Miklós Bánffy jest w Polsce pisarzem nieznanym, ale to na razie żaden wstyd, gdyż nawet w swej ojczyźnie po II Wojnie Światowej zmarginalizowany, wpisany na czarną listę znany był raczej niedużemu gronu. Dopiero gdy w 1993 roku wznowiono jego arcydzieło, po zachwycie krytyki i czytelników węgierskich, przyszła kolej na Anglików, Amerykanów, Chińczyków, Czechów (na razie radują się pierwszym tomem), Francuzów, Hiszpanów, Holendrów, Niemców i Włochów (możliwe, że któraś pełna zachwytu nacja nam umknęła), pora więc na nadwiślański naród.
Trudno w to uwierzyć? A jednak. Zachwyty u zdecydowanie mniej emocjonalnych krytyków, niż znani nam z polskich mediów, konkurują z sobą o jak najtrafniejsze i najszersze opisanie zapomnianego arcydzieła.

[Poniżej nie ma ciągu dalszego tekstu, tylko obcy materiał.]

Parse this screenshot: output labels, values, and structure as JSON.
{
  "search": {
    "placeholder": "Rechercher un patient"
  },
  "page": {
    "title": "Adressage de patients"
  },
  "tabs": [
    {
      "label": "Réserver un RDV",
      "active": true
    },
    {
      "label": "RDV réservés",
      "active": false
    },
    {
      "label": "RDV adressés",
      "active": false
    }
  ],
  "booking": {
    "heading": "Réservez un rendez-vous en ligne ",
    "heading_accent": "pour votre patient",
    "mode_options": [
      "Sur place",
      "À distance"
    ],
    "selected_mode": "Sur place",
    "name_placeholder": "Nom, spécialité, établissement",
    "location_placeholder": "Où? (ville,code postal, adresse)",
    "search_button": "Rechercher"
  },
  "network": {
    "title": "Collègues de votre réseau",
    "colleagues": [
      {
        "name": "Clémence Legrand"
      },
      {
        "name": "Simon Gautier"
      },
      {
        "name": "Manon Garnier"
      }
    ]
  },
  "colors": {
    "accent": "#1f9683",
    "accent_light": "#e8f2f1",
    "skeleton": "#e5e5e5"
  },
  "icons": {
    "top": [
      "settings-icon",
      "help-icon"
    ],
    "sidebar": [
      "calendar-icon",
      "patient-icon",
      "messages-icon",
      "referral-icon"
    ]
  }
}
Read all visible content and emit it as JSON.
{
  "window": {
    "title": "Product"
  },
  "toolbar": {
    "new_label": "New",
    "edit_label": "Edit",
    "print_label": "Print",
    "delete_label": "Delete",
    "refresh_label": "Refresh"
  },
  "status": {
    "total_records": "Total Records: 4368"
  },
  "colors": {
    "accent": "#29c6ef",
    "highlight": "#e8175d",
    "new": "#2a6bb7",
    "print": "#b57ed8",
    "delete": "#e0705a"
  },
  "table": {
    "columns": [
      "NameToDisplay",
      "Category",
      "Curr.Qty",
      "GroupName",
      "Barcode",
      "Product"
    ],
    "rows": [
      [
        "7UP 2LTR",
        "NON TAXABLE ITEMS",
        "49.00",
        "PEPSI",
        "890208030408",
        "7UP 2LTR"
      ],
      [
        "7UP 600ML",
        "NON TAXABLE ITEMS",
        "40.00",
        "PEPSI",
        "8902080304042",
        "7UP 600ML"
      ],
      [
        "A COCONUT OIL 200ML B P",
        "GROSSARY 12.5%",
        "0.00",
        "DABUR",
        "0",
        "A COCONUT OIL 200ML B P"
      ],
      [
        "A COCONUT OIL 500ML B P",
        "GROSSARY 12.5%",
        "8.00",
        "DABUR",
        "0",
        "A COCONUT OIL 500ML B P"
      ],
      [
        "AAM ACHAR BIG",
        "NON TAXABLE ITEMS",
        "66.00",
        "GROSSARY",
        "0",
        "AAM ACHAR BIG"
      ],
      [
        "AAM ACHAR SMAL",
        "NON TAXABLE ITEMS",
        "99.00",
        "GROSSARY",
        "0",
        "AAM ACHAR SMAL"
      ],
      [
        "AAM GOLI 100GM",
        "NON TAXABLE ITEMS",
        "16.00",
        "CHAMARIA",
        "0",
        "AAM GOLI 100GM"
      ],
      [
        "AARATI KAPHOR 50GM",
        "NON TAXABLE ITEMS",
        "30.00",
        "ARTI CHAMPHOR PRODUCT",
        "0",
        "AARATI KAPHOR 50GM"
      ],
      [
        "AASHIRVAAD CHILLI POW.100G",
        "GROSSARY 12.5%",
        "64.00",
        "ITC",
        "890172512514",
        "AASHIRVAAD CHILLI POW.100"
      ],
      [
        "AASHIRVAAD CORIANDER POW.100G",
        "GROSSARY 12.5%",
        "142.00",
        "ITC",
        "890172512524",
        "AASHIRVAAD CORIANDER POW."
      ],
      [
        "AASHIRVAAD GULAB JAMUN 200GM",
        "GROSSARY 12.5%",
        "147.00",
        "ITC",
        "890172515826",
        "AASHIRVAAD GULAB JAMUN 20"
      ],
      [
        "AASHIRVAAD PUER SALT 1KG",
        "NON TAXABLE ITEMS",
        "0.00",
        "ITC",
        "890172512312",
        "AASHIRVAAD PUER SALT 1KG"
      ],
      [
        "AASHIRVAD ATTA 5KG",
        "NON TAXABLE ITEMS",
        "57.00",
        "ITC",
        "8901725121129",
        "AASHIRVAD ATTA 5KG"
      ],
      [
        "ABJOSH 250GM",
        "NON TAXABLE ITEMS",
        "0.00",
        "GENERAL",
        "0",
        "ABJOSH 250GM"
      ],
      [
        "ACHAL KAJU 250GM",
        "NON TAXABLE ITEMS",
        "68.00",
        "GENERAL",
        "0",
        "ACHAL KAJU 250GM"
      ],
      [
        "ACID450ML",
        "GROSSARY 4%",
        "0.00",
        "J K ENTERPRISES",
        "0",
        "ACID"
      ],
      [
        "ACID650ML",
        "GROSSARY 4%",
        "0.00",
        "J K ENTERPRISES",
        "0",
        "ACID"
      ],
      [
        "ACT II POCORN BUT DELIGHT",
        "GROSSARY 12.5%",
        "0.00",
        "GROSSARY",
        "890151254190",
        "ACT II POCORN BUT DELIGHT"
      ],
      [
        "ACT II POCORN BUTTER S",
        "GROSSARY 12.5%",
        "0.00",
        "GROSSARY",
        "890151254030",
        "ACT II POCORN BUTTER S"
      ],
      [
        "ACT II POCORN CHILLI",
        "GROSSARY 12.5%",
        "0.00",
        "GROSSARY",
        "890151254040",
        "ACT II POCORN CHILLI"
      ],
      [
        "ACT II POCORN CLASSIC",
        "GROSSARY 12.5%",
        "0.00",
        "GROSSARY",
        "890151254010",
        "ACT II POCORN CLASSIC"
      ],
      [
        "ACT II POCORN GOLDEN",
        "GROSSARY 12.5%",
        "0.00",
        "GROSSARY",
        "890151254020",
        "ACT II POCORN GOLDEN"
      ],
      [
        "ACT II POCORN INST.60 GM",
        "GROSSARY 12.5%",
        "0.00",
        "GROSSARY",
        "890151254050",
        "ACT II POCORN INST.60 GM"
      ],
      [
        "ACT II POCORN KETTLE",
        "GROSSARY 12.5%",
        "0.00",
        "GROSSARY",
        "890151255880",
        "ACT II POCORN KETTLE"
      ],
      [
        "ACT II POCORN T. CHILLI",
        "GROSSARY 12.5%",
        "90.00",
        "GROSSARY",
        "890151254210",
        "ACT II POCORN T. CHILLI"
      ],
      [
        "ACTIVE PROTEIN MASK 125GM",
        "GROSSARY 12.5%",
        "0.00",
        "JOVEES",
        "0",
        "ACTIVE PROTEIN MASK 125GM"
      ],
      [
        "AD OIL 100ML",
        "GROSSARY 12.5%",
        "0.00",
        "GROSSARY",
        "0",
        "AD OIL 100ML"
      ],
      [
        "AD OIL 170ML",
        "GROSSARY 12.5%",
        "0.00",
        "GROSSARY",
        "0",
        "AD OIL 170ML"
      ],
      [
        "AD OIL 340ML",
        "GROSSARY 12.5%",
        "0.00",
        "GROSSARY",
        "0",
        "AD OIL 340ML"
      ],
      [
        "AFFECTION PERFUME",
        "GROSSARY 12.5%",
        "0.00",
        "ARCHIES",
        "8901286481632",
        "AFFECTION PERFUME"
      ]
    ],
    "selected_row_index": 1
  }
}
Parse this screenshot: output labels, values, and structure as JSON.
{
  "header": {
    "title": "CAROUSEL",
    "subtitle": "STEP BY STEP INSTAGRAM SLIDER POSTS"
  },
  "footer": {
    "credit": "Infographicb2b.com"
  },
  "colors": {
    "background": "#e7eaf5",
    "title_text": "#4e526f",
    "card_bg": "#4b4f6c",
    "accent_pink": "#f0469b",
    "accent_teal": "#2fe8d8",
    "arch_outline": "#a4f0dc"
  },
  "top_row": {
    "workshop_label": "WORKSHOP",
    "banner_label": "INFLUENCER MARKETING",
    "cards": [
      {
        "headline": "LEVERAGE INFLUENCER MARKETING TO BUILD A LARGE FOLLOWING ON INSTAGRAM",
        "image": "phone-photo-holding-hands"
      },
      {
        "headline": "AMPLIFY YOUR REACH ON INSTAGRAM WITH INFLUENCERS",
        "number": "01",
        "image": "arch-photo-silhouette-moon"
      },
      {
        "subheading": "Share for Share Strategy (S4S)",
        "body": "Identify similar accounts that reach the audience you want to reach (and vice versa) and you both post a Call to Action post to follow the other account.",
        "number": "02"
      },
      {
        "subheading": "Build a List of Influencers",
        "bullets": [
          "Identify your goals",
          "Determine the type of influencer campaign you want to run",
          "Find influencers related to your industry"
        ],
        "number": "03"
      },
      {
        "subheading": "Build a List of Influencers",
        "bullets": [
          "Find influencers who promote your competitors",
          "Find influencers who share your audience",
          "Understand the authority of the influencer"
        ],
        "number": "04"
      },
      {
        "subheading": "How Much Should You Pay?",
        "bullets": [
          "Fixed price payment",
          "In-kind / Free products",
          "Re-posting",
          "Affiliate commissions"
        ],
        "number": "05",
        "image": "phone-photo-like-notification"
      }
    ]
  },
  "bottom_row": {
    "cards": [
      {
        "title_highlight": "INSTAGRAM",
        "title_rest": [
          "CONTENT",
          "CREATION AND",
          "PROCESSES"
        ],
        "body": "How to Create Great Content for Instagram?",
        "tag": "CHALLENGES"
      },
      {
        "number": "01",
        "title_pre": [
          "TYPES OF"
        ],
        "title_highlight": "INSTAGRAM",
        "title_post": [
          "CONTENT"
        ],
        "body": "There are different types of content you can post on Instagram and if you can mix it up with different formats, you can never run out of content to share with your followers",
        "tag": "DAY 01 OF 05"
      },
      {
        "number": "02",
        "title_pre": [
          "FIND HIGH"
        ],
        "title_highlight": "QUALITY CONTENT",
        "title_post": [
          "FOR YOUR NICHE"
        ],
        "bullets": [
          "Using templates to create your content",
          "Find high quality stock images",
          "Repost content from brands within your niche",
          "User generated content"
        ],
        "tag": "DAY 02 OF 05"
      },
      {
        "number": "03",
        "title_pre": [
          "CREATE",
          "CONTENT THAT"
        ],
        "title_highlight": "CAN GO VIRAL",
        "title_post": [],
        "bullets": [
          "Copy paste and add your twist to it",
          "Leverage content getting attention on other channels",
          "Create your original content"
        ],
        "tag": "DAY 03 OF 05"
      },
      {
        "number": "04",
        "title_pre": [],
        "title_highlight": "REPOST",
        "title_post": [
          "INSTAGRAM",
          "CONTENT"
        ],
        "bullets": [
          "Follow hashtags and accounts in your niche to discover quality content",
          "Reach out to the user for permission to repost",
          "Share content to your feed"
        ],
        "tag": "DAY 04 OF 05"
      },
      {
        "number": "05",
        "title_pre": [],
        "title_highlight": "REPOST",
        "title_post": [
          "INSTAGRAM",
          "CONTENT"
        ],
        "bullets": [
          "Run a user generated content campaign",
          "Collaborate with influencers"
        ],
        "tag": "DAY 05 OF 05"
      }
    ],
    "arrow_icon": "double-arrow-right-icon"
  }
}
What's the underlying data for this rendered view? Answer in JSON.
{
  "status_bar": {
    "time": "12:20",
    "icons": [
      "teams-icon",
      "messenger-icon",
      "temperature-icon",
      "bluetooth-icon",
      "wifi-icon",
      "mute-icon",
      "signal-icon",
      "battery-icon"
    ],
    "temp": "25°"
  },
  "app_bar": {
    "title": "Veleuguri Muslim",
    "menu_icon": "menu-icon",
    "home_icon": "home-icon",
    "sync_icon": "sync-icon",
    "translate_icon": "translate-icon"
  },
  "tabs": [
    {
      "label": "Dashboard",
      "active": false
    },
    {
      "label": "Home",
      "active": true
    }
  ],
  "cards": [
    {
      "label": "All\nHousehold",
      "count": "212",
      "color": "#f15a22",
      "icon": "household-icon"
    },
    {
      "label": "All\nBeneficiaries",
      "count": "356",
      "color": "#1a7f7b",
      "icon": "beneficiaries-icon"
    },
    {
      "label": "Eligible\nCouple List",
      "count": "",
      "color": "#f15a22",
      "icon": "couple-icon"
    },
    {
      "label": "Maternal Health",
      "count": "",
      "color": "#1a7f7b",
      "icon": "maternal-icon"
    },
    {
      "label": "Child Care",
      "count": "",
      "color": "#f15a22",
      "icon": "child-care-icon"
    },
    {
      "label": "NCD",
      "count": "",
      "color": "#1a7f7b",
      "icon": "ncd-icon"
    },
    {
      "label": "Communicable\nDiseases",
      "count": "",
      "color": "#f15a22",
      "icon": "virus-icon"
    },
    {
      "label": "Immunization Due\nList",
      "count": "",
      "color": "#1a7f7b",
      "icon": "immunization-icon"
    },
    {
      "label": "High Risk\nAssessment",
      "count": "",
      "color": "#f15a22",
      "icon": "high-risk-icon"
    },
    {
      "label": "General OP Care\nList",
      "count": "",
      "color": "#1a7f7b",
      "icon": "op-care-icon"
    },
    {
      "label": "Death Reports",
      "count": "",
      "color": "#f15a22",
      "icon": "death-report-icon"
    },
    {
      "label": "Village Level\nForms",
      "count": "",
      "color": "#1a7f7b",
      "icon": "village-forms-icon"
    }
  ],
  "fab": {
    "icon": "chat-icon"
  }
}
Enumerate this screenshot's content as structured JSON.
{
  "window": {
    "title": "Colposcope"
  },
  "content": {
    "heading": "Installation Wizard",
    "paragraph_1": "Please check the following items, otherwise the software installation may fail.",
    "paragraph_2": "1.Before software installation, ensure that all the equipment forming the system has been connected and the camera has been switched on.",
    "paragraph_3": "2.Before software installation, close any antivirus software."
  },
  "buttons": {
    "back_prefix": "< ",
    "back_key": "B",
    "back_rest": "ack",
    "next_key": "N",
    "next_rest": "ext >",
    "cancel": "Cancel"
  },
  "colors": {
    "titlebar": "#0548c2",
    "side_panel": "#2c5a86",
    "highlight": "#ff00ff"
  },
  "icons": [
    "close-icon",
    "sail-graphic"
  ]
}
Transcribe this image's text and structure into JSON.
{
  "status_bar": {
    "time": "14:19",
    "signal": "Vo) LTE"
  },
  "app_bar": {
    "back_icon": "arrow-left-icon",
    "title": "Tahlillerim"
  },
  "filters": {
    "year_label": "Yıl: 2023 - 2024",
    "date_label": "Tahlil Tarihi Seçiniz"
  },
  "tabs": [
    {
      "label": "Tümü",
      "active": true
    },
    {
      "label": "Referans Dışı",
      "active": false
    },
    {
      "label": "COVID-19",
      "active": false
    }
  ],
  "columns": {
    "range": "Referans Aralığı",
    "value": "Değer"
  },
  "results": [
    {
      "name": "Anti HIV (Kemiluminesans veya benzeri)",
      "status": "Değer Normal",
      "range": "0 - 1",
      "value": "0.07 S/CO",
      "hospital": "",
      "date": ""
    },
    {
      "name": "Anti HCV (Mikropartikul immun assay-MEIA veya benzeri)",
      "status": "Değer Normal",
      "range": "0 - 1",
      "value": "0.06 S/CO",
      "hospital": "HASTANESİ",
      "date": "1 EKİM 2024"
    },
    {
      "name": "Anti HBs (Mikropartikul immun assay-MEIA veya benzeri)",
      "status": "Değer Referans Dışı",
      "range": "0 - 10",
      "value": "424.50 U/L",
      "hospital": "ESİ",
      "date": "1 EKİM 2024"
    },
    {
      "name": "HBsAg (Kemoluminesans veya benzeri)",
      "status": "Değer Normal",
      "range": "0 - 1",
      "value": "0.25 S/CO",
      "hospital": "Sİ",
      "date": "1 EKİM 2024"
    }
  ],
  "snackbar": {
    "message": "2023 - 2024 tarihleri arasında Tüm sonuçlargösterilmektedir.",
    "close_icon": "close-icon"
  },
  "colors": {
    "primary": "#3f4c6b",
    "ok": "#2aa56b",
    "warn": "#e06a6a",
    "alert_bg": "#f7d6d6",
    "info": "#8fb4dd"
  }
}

Autentyczny przypadek odkrytego na nowo klasyka.
Times Literary Suplement
Wielka historyczna powieść, doskonale napisana, emocjonująca i solidnie udokumentowana.
Library Journal
Miklós Bánffy – kronikarz schyłkowej arystokracji węgierskiej. Inteligencja, ironia i wieści z zaginionego świata mieszają się w jego kolorowych, panoramicznych obrazach.
Péter Esterházy
Mistrzowskie opowiadanie, które okazuje się równie wrażliwe psychologicznie, co stylistycznie wyszkolone na wielkich – Stendhalu, Tołstoju, Prouście, a nawet Tomaszu Mannie. (…) Jedno z najwybitniejszych prozatorskich odkryć nie tylko tej wiosny książek.
Weltwoche
Sposób, w jaki Miklós Bánffy przeplata sfery miłości, sztuki, społeczeństwa, ekonomii i polityki w swojej „Trylogii siedmiogrodzkiej”, tworząc wspaniały portret węgierskiej arystokracji, jest równie ambitny, co czarujący. Wspaniałe, melancholijne przywołanie arystokratycznego życia na Węgrzech aż do I Wojny Światowej – a jednocześnie jego łabędzi śpiew.
Berliner Zeitung
Arcydzieło Bánffyego przełożyła Irena Makarewicz, zredagowała Anna Krzywania, korektą zajęła się Agnieszka Czerepowicka, projektem typograficznym i składem Monika Rawska, a okładkę zaprojektował Maciej Mraczek.
Książka ukazuje się przy niebagatelnym wsparciu Instytutu im. Wacława Felczaka. Głębokie ukłony dla Anety Kalamarskiej i Gáspára Keresztesa.